The public option rears its head

It’s been a bad year for Obamacare. James Capretta at NRO cites the following news items from the spring and summer:

Aetna announced that it is pulling out of eleven of the 15 states where it currently sells products on the ACA’s exchanges because of continued large financial losses from these products. The company has lost $430 million since January 2014 on insurance plans sold through Obamacare, with more losses coming through the remainder of this year.

Other major national insurers have also pulled back substantially from their participation in the ACA. United Healthcare has lost $1.3 billion so far on the exchanges and will reduce its participation in the program from 34 states to just three in 2017. Humana is reducing its participation in the program from 19 to eleven states.

Blue Cross Blue Shield of Tennessee estimates that it will have lost $500 million on the state’s exchange by the end of 2016. The insurer asked and received permission from the state’s insurance regulator to hike premiums 62 percent for 2017. The other major insurers in the state — Cigna and Humana — have received permission to raise premiums by 46 and 44 percent, respectively.
Texas Blue Cross has lost $1 billion on the ACA exchange in two years, and has asked for a 60 percent premium increase for 2017.

Blue Cross and Blue Shield of Minnesota has largely pulled out of the insurance exchange for 2017 because of $500 million in losses during the first three years. The Blues plan in North Carolina has lost $400 million on the ACA exchange and is currently evaluating whether to continue participating in the program in 2017 and beyond.

The average premium increase nationwide for plans offered on the ACA exchanges is 24 percent for 2017. In California, where premium growth for insurance plans offered on the state’s exchange was relatively modest in 2015 and 2016, the average increase for 2017 will be 13 percent.

The consulting firm McKinsey estimates that between 12 and 17 percent of exchange customers will be picking from plans offered by only one insurer in 2017.

It’s true that some plans are doing okay. However, as Capretta explains, as the big national insurers pull back from participating in the exchanges, their high-expense enrollees will have to go somewhere to get coverage.

Most likely that means enrolling in plans that, so far at least, haven’t experienced large losses. With more high-cost enrollees shifting their way, their profits may well vanish.

Even strong defenders of Obamacare see the difficulties. In response, says Capretta, they are offering a three-part plan:

First, they are calling for a concerted marketing campaign aimed at persuading the young and healthy to sign up for coverage on the exchanges. Second, they propose deducting student-loan payments from the income calculation used to determine the subsidy amounts available to insurance enrollees. This would presumably benefit mainly younger applicants. Third, and most significantly, they want to resurrect the idea of a “public option” competing alongside the private plans.

The first two approaches hold little promise. Insurance offerings on the exchanges just aren’t very appealing to large numbers of the young and healthy. The government can’t substantially change this reality.

What about the public option? It certainly gets around some of the problems of the exchanges. Capretta explains:

Unlike a private-insurance plan, there’s no particular reason why a publicly run product couldn’t experience ongoing losses, so long as the law provided for direct or indirect taxpayer subsidization. The Medicare program itself is funded heavily by taxpayer subsidies.

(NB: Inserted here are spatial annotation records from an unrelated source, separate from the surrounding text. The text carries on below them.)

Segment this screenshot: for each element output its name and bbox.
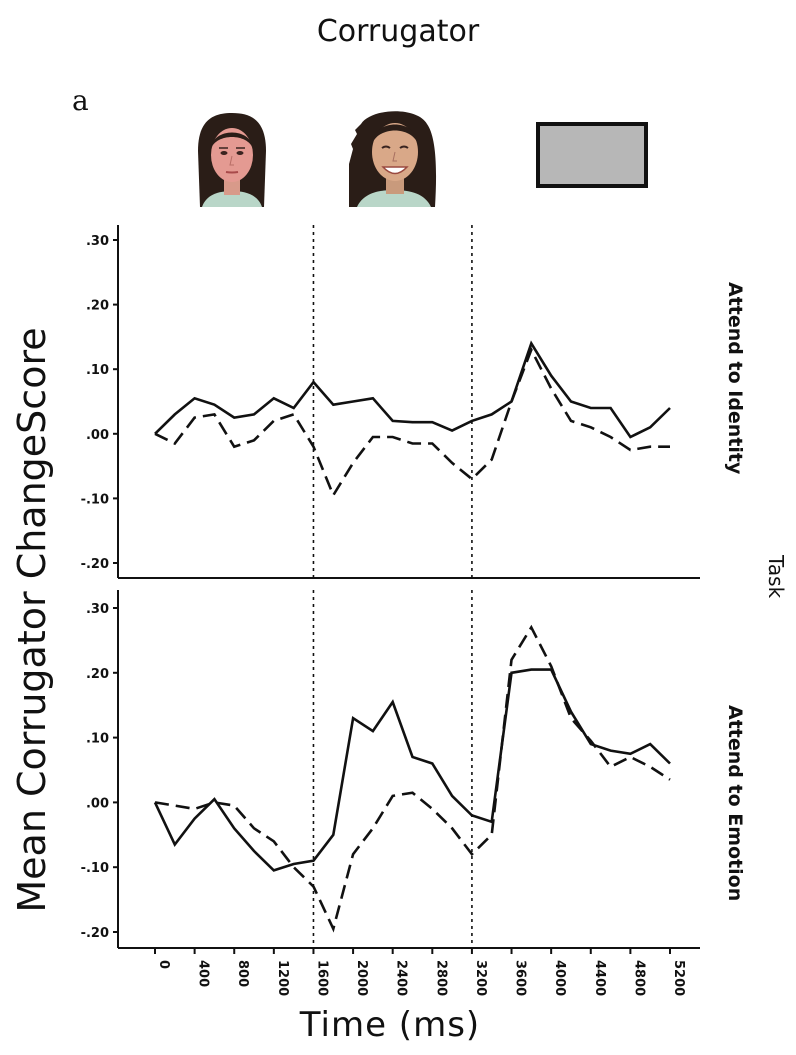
- y-tick-label: -.10: [81, 861, 109, 876]
- panel-letter: a: [72, 84, 89, 117]
- y-tick-label: -.10: [81, 492, 109, 507]
- smiling-face-photo: [347, 104, 441, 207]
- series-solid-line: [153, 668, 671, 872]
- series-dashed-line: [154, 624, 671, 933]
- x-tick-label: 3600: [513, 960, 528, 996]
- y-tick-label: .10: [86, 732, 109, 747]
- x-tick-label: 2800: [433, 960, 448, 996]
- x-tick-label: 400: [196, 960, 211, 987]
- y-tick-label: .00: [86, 428, 109, 443]
- chart-title: Corrugator: [316, 14, 480, 49]
- x-tick-label: 2000: [354, 960, 369, 996]
- facet-label-task: Task: [764, 555, 788, 599]
- y-tick-label: .30: [86, 602, 109, 617]
- series-solid-line: [154, 340, 671, 439]
- x-tick-label: 1200: [275, 960, 290, 996]
- x-tick-label: 4800: [631, 960, 646, 996]
- x-tick-label: 4000: [552, 960, 567, 996]
- y-tick-label: .00: [86, 796, 109, 811]
- y-tick-label: -.20: [81, 926, 109, 941]
- neutral-face-photo: [192, 111, 272, 207]
- gray-rectangle: [536, 122, 648, 188]
- y-axis-label: Mean Corrugator ChangeScore: [10, 327, 54, 913]
- x-tick-label: 2400: [394, 960, 409, 996]
- y-tick-label: .10: [86, 363, 109, 378]
- y-tick-label: .30: [86, 234, 109, 249]
- x-tick-label: 4400: [592, 960, 607, 996]
- x-tick-label: 800: [235, 960, 250, 987]
- panel-label-identity: Attend to Identity: [724, 282, 746, 475]
- series-dashed-line: [154, 346, 670, 499]
- x-tick-label: 3200: [473, 960, 488, 996]
- y-tick-label: .20: [86, 667, 109, 682]
- x-tick-label: 1600: [314, 960, 329, 996]
- x-tick-label: 0: [156, 960, 171, 969]
- y-tick-label: .20: [86, 299, 109, 314]
- x-tick-label: 5200: [671, 960, 686, 996]
- x-axis-label: Time (ms): [299, 1005, 481, 1045]
- panel-label-emotion: Attend to Emotion: [724, 705, 746, 902]
- y-tick-label: -.20: [81, 557, 109, 572]
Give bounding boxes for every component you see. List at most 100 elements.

The most consequential difference between public and private insurance is the ability to regulate prices. Private insurers must negotiate contracts with their networks of hospitals and physicians. Public insurance, like Medicare, is in the business of regulating prices, not negotiating them. Medicare, for instance, sets regulated prices for the services it covers on a take-it-or-leave-it basis. Because Medicare is so important to the bottom lines of many providers, they have no choice but to take what Medicare pays, even though it is usually well below what private insurers pay for the same services.

However, government-imposed price controls means a reduction in the number of those willing to supply the service at the regulated price. We see this with Medicaid where, says Capretta, enrollees often have much more trouble accessing care than do patients with private insurance.

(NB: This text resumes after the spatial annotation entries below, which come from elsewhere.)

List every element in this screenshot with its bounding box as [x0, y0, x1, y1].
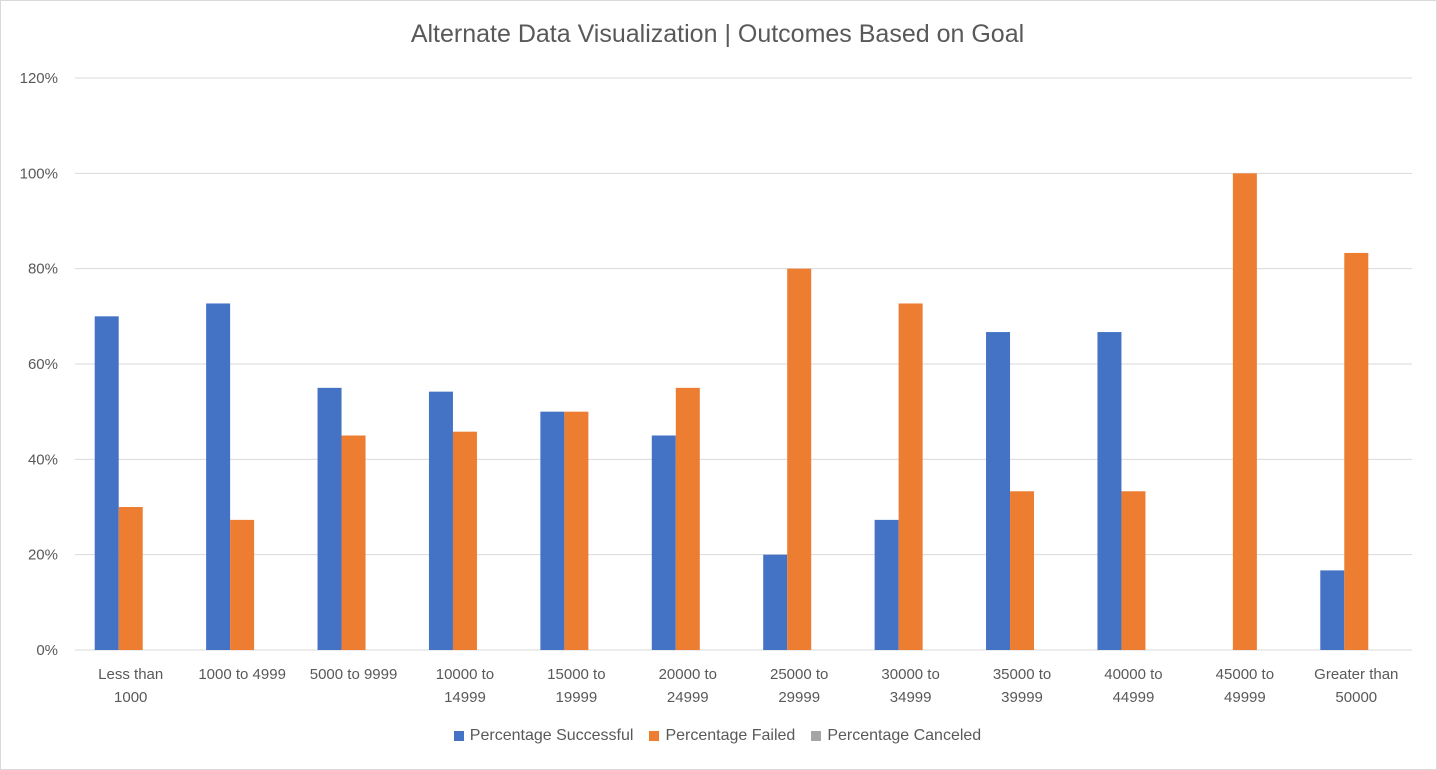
bar-percentage-successful	[1320, 570, 1345, 650]
bar-percentage-successful	[1097, 332, 1122, 650]
y-tick-label: 120%	[20, 70, 58, 87]
bar-percentage-failed	[1010, 491, 1035, 650]
y-tick-label: 20%	[28, 547, 58, 564]
x-category-label-line: 10000 to	[436, 666, 494, 683]
x-category-label-line: 15000 to	[547, 666, 605, 683]
x-category-label: 30000 to 34999	[881, 666, 939, 706]
x-category-label: Greater than 50000	[1314, 666, 1398, 706]
chart-legend: Percentage Successful Percentage Failed Pe…	[0, 727, 1435, 745]
legend-swatch	[811, 731, 822, 741]
bar-percentage-successful	[763, 554, 788, 650]
x-category-label-line: 1000 to 4999	[198, 666, 286, 683]
x-category-label-line: 14999	[444, 689, 486, 706]
chart-title: Alternate Data Visualization | Outcomes …	[410, 20, 1025, 48]
legend-swatch	[453, 731, 464, 741]
x-category-label-line: 44999	[1113, 689, 1155, 706]
bar-percentage-failed	[341, 435, 366, 650]
y-tick-label: 0%	[36, 642, 58, 659]
y-tick-label: 100%	[20, 165, 58, 182]
bar-percentage-successful	[540, 411, 565, 650]
legend-swatch	[649, 731, 660, 741]
y-tick-label: 80%	[28, 261, 58, 278]
x-category-label-line: 5000 to 9999	[310, 666, 398, 683]
x-category-label-line: 25000 to	[770, 666, 828, 683]
legend-item: Percentage Successful	[453, 727, 634, 745]
bar-percentage-successful	[874, 519, 899, 650]
x-category-label-line: 50000	[1335, 689, 1377, 706]
bar-percentage-successful	[206, 303, 231, 650]
x-category-label-line: 1000	[114, 689, 147, 706]
x-category-label-line: Greater than	[1314, 666, 1398, 683]
x-category-label: 35000 to 39999	[993, 666, 1051, 706]
bar-percentage-successful	[94, 316, 119, 650]
bar-percentage-failed	[1344, 252, 1369, 651]
x-category-label-line: 40000 to	[1104, 666, 1162, 683]
legend-label: Percentage Failed	[665, 727, 796, 744]
y-tick-label: 40%	[28, 451, 58, 468]
x-category-label-line: 35000 to	[993, 666, 1051, 683]
x-category-label: 1000 to 4999	[198, 666, 286, 683]
bar-percentage-failed	[452, 431, 477, 650]
bar-percentage-failed	[1232, 173, 1257, 651]
x-category-label: Less than 1000	[98, 666, 163, 706]
bar-percentage-failed	[230, 519, 255, 650]
x-category-label: 40000 to 44999	[1104, 666, 1162, 706]
bar-percentage-failed	[564, 411, 589, 650]
bar-percentage-failed	[118, 507, 143, 650]
legend-item: Percentage Failed	[649, 727, 795, 745]
x-category-label-line: 30000 to	[881, 666, 939, 683]
bar-percentage-failed	[675, 387, 700, 650]
bar-percentage-successful	[986, 332, 1011, 650]
bar-percentage-successful	[428, 391, 453, 650]
x-category-label-line: 49999	[1224, 689, 1266, 706]
bar-percentage-failed	[1121, 491, 1146, 650]
x-category-label-line: Less than	[98, 666, 163, 683]
legend-item: Percentage Canceled	[811, 727, 981, 745]
y-tick-label: 60%	[28, 356, 58, 373]
bar-percentage-failed	[898, 303, 923, 650]
x-category-label-line: 39999	[1001, 689, 1043, 706]
bar-percentage-successful	[317, 387, 342, 650]
x-category-label: 10000 to 14999	[436, 666, 494, 706]
legend-label: Percentage Canceled	[827, 727, 982, 744]
bar-percentage-failed	[787, 268, 812, 650]
x-category-label-line: 45000 to	[1216, 666, 1274, 683]
x-category-label: 15000 to 19999	[547, 666, 605, 706]
x-category-label: 45000 to 49999	[1216, 666, 1274, 706]
x-category-label-line: 29999	[778, 689, 820, 706]
x-category-label-line: 24999	[667, 689, 709, 706]
x-category-label: 20000 to 24999	[659, 666, 717, 706]
x-category-label: 25000 to 29999	[770, 666, 828, 706]
x-category-label-line: 20000 to	[659, 666, 717, 683]
bar-percentage-successful	[651, 435, 676, 650]
x-category-label-line: 19999	[556, 689, 598, 706]
legend-label: Percentage Successful	[469, 727, 634, 744]
x-category-label: 5000 to 9999	[310, 666, 398, 683]
x-category-label-line: 34999	[890, 689, 932, 706]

The upshot is that the public option will attract plenty of enrollees given its lower premiums. However, they will get inferior health care.

In theory, it makes sense to offer people this trade-off. The problem is that the public option will further undermine the exchanges. It may become the only realistic option.

This, Capretta points out, has been the left’s goal all along. President Obama has always favored public over private insurance, as do most of those who supported the legislation. The only reason they didn’t include a public option in Obamacare was because a sufficient minority of Democrats in Congress feared the idea would sink the entire bill.

Now that reality seems to be sinking Obamacare, the stage is set for Democrats to push for the public option.